There was a rustle of movement next to him, and suddenly Ruby's arms wrapped around him, pulling him into a tight hug. Her skin almost burned against Oscar's, and he froze.
"That's how you know you're one of the good guys," she said softly. "Look at what we did. Throw a celebration of Weiss and Yang rejoining us, everyone gets drunk off their butts, and the two of us who don't drink go sit outside and stare at the sunset to feel better."
She sat back against the wall of the club before continuing. "It's hard on everyone when it's not just Grimm, or when someone gets hurt really badly, or ... things go wrong. Yang told me once that sometimes bad things just happen and there's no reason for it. She was in a really bad way when she said that. So maybe she was right and maybe she isn't." She breathed slowly. "But that's why we're here. In case bad things do happen, it's our job to fix them, to make the world right. As long as you understand what you're doing and you're working to make the world a better place, that's how you know you're a good guy." She smiled, silver eyes shining in the darkness, and held out her hand, a bracelet woven out of grass and laced with rose petals around her wrist.
Oscar reached out in amazement, but Ruby's hand flashed out, and an instant later the bracelet was around his own wrist, delicate blades and petals completely untouched. Ruby giggled. Oscar raised his wrist in front of his eyes to see better, but it fell apart, grass falling on his lap. The rose petals evaporated in pink and red smoke before they landed.
"Oops," Ruby said. "The grass here is too short to do that properly. Yang showed me, you know. She thought it was really neat that I could add the petals."
Oscar looked at her, words stalling on the tip of his tongue. The hard, lean muscles in Ruby's forearms that he'd seen twirling that scythe, far too heavy for him to lift, as if it was made from tinfoil, were now delicately weaving strands of grass together.
Ruby looked up at him. "You look like you have more questions," she said.
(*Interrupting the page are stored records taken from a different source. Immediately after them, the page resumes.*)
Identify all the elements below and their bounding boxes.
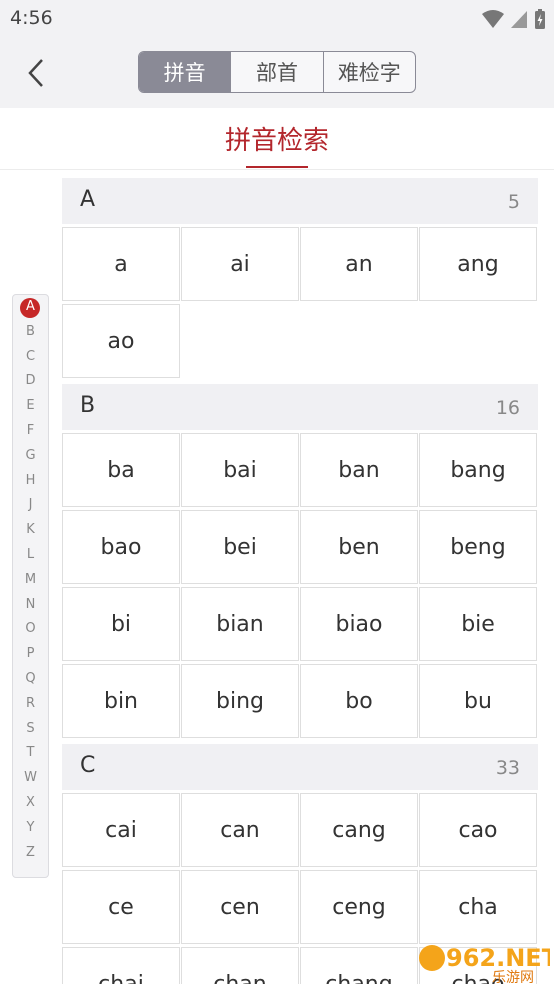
page-header: 拼音检索 [0,108,554,170]
index-letter-s[interactable]: S [13,721,48,736]
index-letter-y[interactable]: Y [13,820,48,835]
pinyin-cell-bi[interactable]: bi [62,587,180,661]
index-letter-j[interactable]: J [13,497,48,512]
pinyin-cell-ai[interactable]: ai [181,227,299,301]
svg-text:乐游网: 乐游网 [492,970,534,984]
section-letter: A [80,187,96,212]
section-count: 16 [495,397,520,419]
index-letter-t[interactable]: T [13,745,48,760]
pinyin-cell-bang[interactable]: bang [419,433,537,507]
page-title: 拼音检索 [224,126,329,156]
index-letter-a[interactable]: A [13,299,48,314]
svg-text:962.NET: 962.NET [446,944,550,972]
index-letter-z[interactable]: Z [13,845,48,860]
pinyin-cell-beng[interactable]: beng [419,510,537,584]
search-mode-segmented-control: 拼音 部首 难检字 [138,51,416,93]
watermark-logo: 962.NET 乐游网 [416,936,554,984]
index-letter-h[interactable]: H [13,473,48,488]
section-letter: B [80,393,96,418]
pinyin-cell-bu[interactable]: bu [419,664,537,738]
index-letter-g[interactable]: G [13,448,48,463]
status-bar: 4:56 [0,0,554,38]
alphabet-index[interactable]: ABCDEFGHJKLMNOPQRSTWXYZ [12,294,49,878]
pinyin-cell-biao[interactable]: biao [300,587,418,661]
index-letter-l[interactable]: L [13,547,48,562]
pinyin-cell-cha[interactable]: cha [419,870,537,944]
index-letter-f[interactable]: F [13,423,48,438]
pinyin-cell-an[interactable]: an [300,227,418,301]
status-icons [482,8,546,30]
pinyin-cell-can[interactable]: can [181,793,299,867]
pinyin-cell-cang[interactable]: cang [300,793,418,867]
tab-pinyin[interactable]: 拼音 [139,52,231,92]
top-toolbar: 拼音 部首 难检字 [0,38,554,108]
pinyin-cell-bin[interactable]: bin [62,664,180,738]
wifi-icon [482,10,504,28]
index-letter-n[interactable]: N [13,597,48,612]
section-count: 33 [495,757,520,779]
pinyin-cell-bie[interactable]: bie [419,587,537,661]
section-header-b: B 16 [62,384,538,430]
pinyin-cell-a[interactable]: a [62,227,180,301]
index-letter-w[interactable]: W [13,770,48,785]
section-letter: C [80,753,96,778]
pinyin-cell-bing[interactable]: bing [181,664,299,738]
section-count: 5 [507,191,520,213]
pinyin-cell-chai[interactable]: chai [62,947,180,984]
index-letter-r[interactable]: R [13,696,48,711]
chevron-left-icon [28,59,43,87]
tab-difficult-chars[interactable]: 难检字 [322,52,415,92]
index-letter-e[interactable]: E [13,398,48,413]
section-header-c: C 33 [62,744,538,790]
pinyin-cell-ce[interactable]: ce [62,870,180,944]
title-underline [246,166,308,168]
section-header-a: A5 [62,178,538,224]
index-letter-d[interactable]: D [13,373,48,388]
index-letter-q[interactable]: Q [13,671,48,686]
status-time: 4:56 [10,7,53,29]
pinyin-cell-cai[interactable]: cai [62,793,180,867]
pinyin-list[interactable]: A 5 a ai an ang ao B 16 ba bai ban bang bao bei ben beng… [62,178,538,984]
pinyin-cell-bei[interactable]: bei [181,510,299,584]
pinyin-cell-ba[interactable]: ba [62,433,180,507]
index-letter-k[interactable]: K [13,522,48,537]
pinyin-cell-bai[interactable]: bai [181,433,299,507]
index-letter-p[interactable]: P [13,646,48,661]
pinyin-cell-ceng[interactable]: ceng [300,870,418,944]
index-letter-m[interactable]: M [13,572,48,587]
tab-radical[interactable]: 部首 [230,52,322,92]
pinyin-cell-cen[interactable]: cen [181,870,299,944]
pinyin-cell-cao[interactable]: cao [419,793,537,867]
pinyin-cell-bao[interactable]: bao [62,510,180,584]
index-letter-c[interactable]: C [13,349,48,364]
battery-icon [535,9,545,29]
index-letter-b[interactable]: B [13,324,48,339]
pinyin-cell-chang[interactable]: chang [300,947,418,984]
back-button[interactable] [22,55,52,91]
pinyin-cell-chan[interactable]: chan [181,947,299,984]
signal-icon [511,11,527,28]
pinyin-cell-ao[interactable]: ao [62,304,180,378]
pinyin-cell-ben[interactable]: ben [300,510,418,584]
pinyin-cell-ban[interactable]: ban [300,433,418,507]
pinyin-cell-ang[interactable]: ang [419,227,537,301]
index-letter-o[interactable]: O [13,621,48,636]
pinyin-cell-bian[interactable]: bian [181,587,299,661]
index-letter-x[interactable]: X [13,795,48,810]
pinyin-cell-bo[interactable]: bo [300,664,418,738]
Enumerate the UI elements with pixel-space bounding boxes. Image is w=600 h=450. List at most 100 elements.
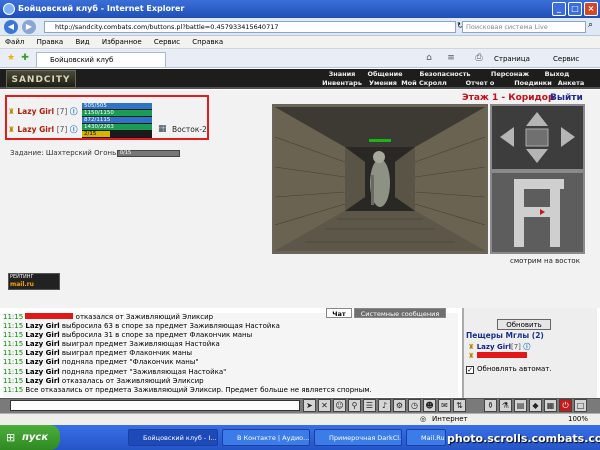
task-ie-combats[interactable]: Бойцовский клуб - I... <box>128 429 218 446</box>
ie-logo-icon <box>3 3 15 15</box>
close-button[interactable]: × <box>584 2 598 16</box>
info-icon[interactable]: ⓘ <box>70 107 78 116</box>
settings-icon[interactable]: ⚙ <box>393 399 406 412</box>
tab-active[interactable]: Бойцовский клуб <box>36 52 166 67</box>
player-1-bars: 505/505 1150/1150 <box>82 103 152 117</box>
task-vkontakte[interactable]: В Контакте | Аудио... <box>222 429 310 446</box>
tab-chat[interactable]: Чат <box>326 308 352 318</box>
auto-update-toggle[interactable]: ✓ Обновлять автомат. <box>466 365 552 374</box>
contacts-icon[interactable]: ☰ <box>363 399 376 412</box>
member-entry[interactable]: ♜ <box>468 352 527 360</box>
search-icon[interactable]: ⌕ <box>588 20 593 30</box>
refresh-button[interactable]: Обновить <box>497 319 551 330</box>
task-mailru[interactable]: Mail.Ru <box>406 429 446 446</box>
nav-inventory[interactable]: Инвентарь <box>318 79 366 88</box>
nav-skills[interactable]: Умения <box>366 79 400 88</box>
corridor-scene <box>275 107 485 251</box>
send-icon[interactable]: ➤ <box>303 399 316 412</box>
player-name[interactable]: Lazy Girl <box>17 125 54 134</box>
potion-icon[interactable]: ⚗ <box>499 399 512 412</box>
bottle-icon[interactable]: ⚱ <box>484 399 497 412</box>
chat-input[interactable] <box>10 400 300 411</box>
mana-bar: 1150/1150 <box>82 110 152 116</box>
player-2-bars: 872/1115 1430/2263 2/15 <box>82 117 152 138</box>
scroll-item-icon[interactable]: ▤ <box>514 399 527 412</box>
forward-button[interactable]: ▶ <box>22 20 36 34</box>
chat-line: 11:15 Lazy Girl выиграл предмет Заживляю… <box>3 340 220 349</box>
chat-log: 11:15 отказался от Заживляющий Эликсир 1… <box>3 313 458 397</box>
map-small-icon[interactable]: ▦ <box>544 399 557 412</box>
window-icon[interactable]: □ <box>574 399 587 412</box>
photo-watermark: photo.scrolls.combats.com <box>447 432 600 445</box>
filter-icon[interactable]: ⚲ <box>348 399 361 412</box>
nav-profile[interactable]: Анкета <box>555 79 587 88</box>
quest-progress: 0/15 <box>117 150 180 157</box>
home-icon[interactable]: ⌂ <box>422 52 436 65</box>
clan-icon: ♜ <box>8 125 15 134</box>
menu-view[interactable]: Вид <box>70 36 94 49</box>
chat-line: 11:15 Lazy Girl подняла предмет "Заживля… <box>3 367 227 376</box>
menu-help[interactable]: Справка <box>187 36 228 49</box>
compass-panel <box>492 106 583 169</box>
chat-tabs: Чат Системные сообщения <box>326 308 446 318</box>
auto-update-checkbox[interactable]: ✓ <box>466 366 474 374</box>
gem-icon[interactable]: ◆ <box>529 399 542 412</box>
exit-link[interactable]: Выйти <box>550 93 583 103</box>
auto-update-label: Обновлять автомат. <box>477 365 552 373</box>
people-icon[interactable]: ☻ <box>423 399 436 412</box>
nav-fights[interactable]: Поединки <box>513 79 553 88</box>
speaker-icon[interactable]: ♪ <box>378 399 391 412</box>
nav-character[interactable]: Персонаж <box>488 70 532 79</box>
scroll-icon[interactable]: ⇅ <box>453 399 466 412</box>
minimap <box>490 171 585 254</box>
clear-icon[interactable]: ✕ <box>318 399 331 412</box>
logout-icon[interactable]: ⏻ <box>559 399 572 412</box>
member-entry[interactable]: ♜ Lazy Girl[7] ⓘ <box>468 342 530 352</box>
zoom-level[interactable]: 100% <box>568 414 588 425</box>
player-level: [7] <box>56 107 68 116</box>
print-icon[interactable]: ⎙ <box>472 52 486 65</box>
windows-logo-icon: ⊞ <box>6 431 16 444</box>
nav-knowledge[interactable]: Знания <box>325 70 359 79</box>
private-icon[interactable]: ✉ <box>438 399 451 412</box>
clock-icon[interactable]: ◷ <box>408 399 421 412</box>
dungeon-viewport[interactable] <box>272 104 488 254</box>
nav-communication[interactable]: Общение <box>364 70 406 79</box>
search-input[interactable]: Поисковая система Live <box>462 21 586 33</box>
menu-file[interactable]: Файл <box>0 36 29 49</box>
minimap-grid <box>492 173 583 252</box>
player-name[interactable]: Lazy Girl <box>17 107 54 116</box>
back-button[interactable]: ◀ <box>4 20 18 34</box>
chat-line: 11:15 Lazy Girl отказалась от Заживляющи… <box>3 376 204 385</box>
tools-menu[interactable]: Сервис <box>553 55 579 63</box>
window-titlebar: Бойцовский клуб - Internet Explorer _ □ … <box>0 0 600 18</box>
player-2[interactable]: ♜ Lazy Girl [7] ⓘ <box>8 124 77 135</box>
menu-tools[interactable]: Сервис <box>149 36 185 49</box>
map-icon[interactable]: ▦ <box>158 124 167 134</box>
page-menu[interactable]: Страница <box>494 55 530 63</box>
add-favorite-icon[interactable]: ✚ <box>18 52 32 65</box>
clan-icon: ♜ <box>468 352 475 360</box>
member-name[interactable]: Lazy Girl <box>477 343 511 351</box>
nav-my-scroll[interactable]: Мой Скролл <box>401 79 447 88</box>
smiley-icon[interactable]: ☺ <box>333 399 346 412</box>
player-1[interactable]: ♜ Lazy Girl [7] ⓘ <box>8 106 77 117</box>
nav-security[interactable]: Безопасность <box>416 70 474 79</box>
maximize-button[interactable]: □ <box>568 2 582 16</box>
menu-favorites[interactable]: Избранное <box>97 36 147 49</box>
rating-counters: РЕЙТИНГ mail.ru <box>8 273 60 290</box>
address-input[interactable]: http://sandcity.combats.com/buttons.pl?b… <box>44 21 456 33</box>
minimize-button[interactable]: _ <box>552 2 566 16</box>
menu-bar: Файл Правка Вид Избранное Сервис Справка <box>0 36 600 49</box>
menu-edit[interactable]: Правка <box>32 36 69 49</box>
favorites-star-icon[interactable]: ★ <box>4 52 18 65</box>
clan-icon: ♜ <box>8 107 15 116</box>
nav-exit[interactable]: Выход <box>542 70 572 79</box>
info-icon[interactable]: ⓘ <box>523 343 530 351</box>
feeds-icon[interactable]: ≡ <box>444 52 458 65</box>
info-icon[interactable]: ⓘ <box>70 125 78 134</box>
exp-bar: 2/15 <box>82 131 110 137</box>
tab-system-messages[interactable]: Системные сообщения <box>354 308 446 318</box>
task-darkclub[interactable]: Примерочная DarkCl... <box>314 429 402 446</box>
security-zone: Интернет <box>432 415 468 423</box>
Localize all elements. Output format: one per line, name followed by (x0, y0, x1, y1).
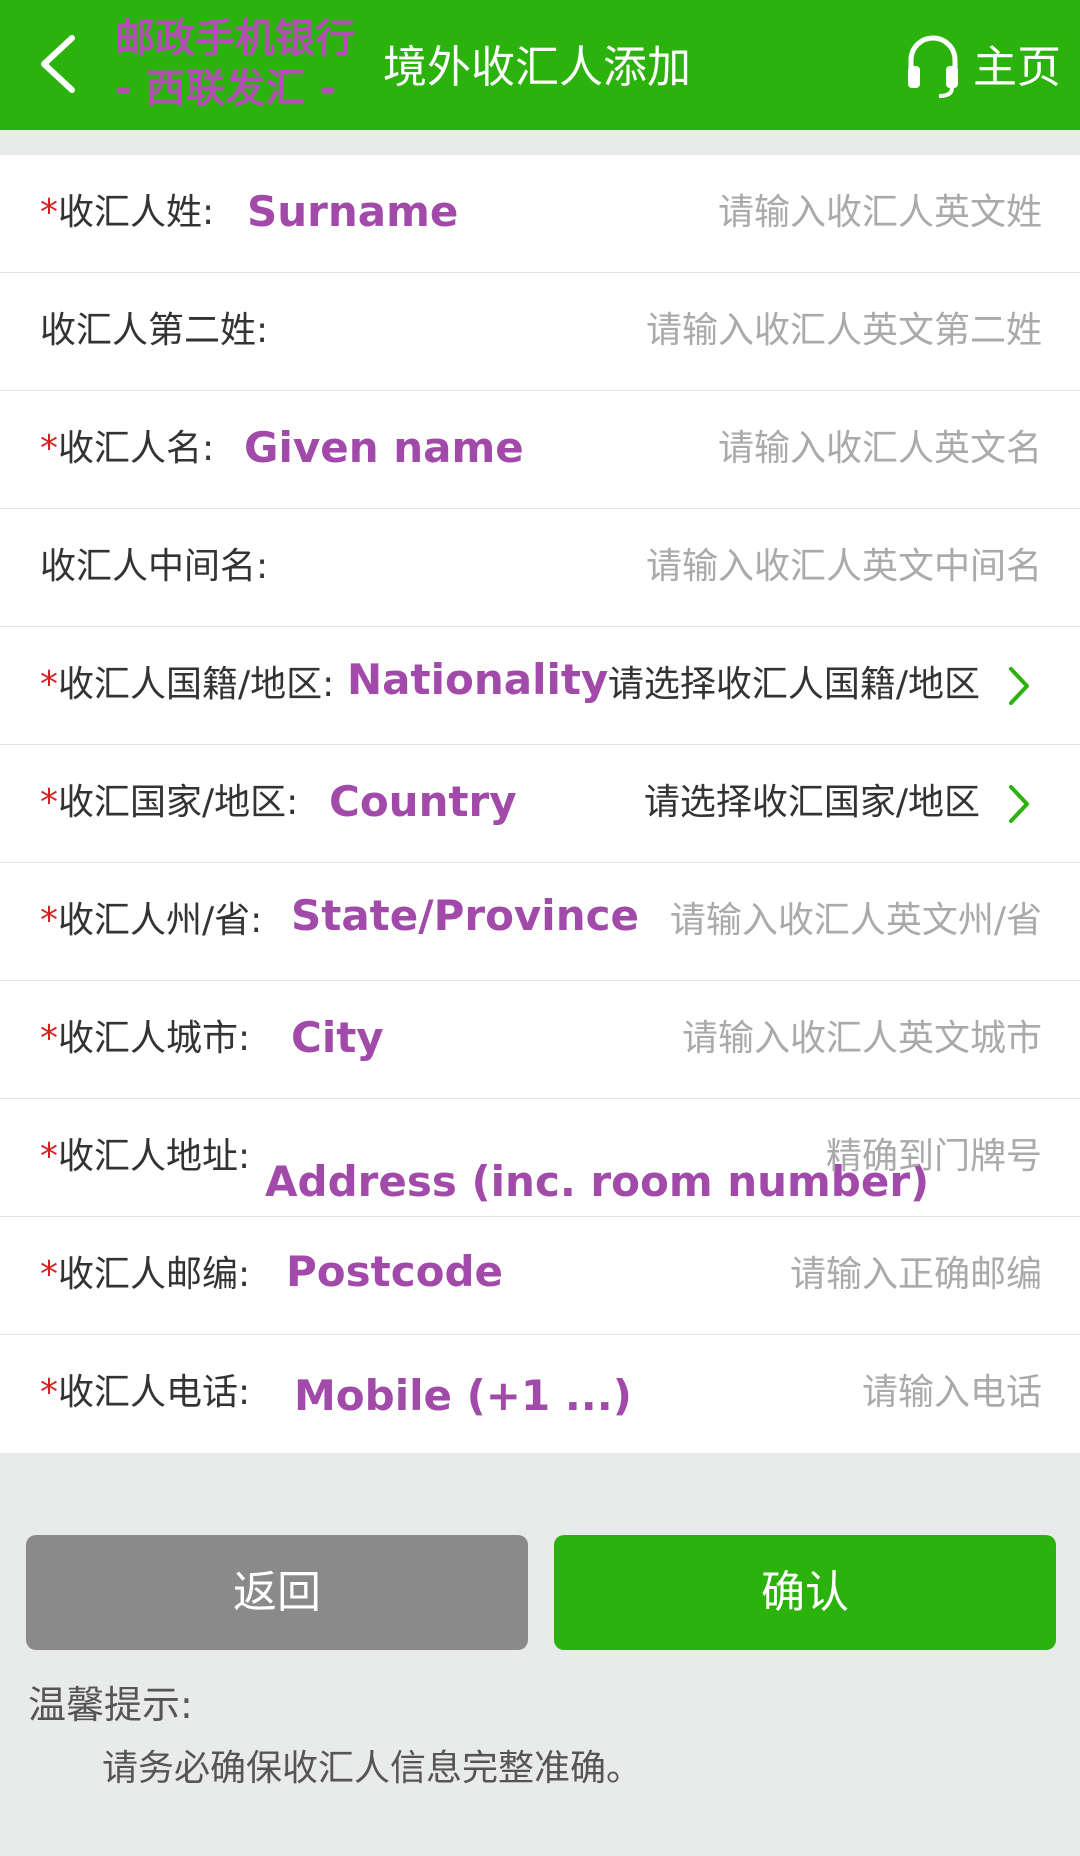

Oscar considered for a moment, staring out over the forest before speaking: "I guess I'm just wondering how you got mixed up in all this. I mean, the life of a huntsman is just ... so ..." - he gestured into the air - "Who would ask for this?"
"Me," Ruby said. "I asked for this. Because someone has to do good in this world." She looked at Oscar. "Being able to make a difference is what makes life worth living. I am a huntress ... because there is nothing in the world that I would rather be." She grinned.
Oscar shared her look before gazing into the last remnants of violet over the horizon.
"You're the most amazing girl I've ever met," he said.
Oscar had not dreamed of sitting together with Ruby Rose on the top of a hill, staring into the darkness well into the night. But, after all, sometimes good things just happen.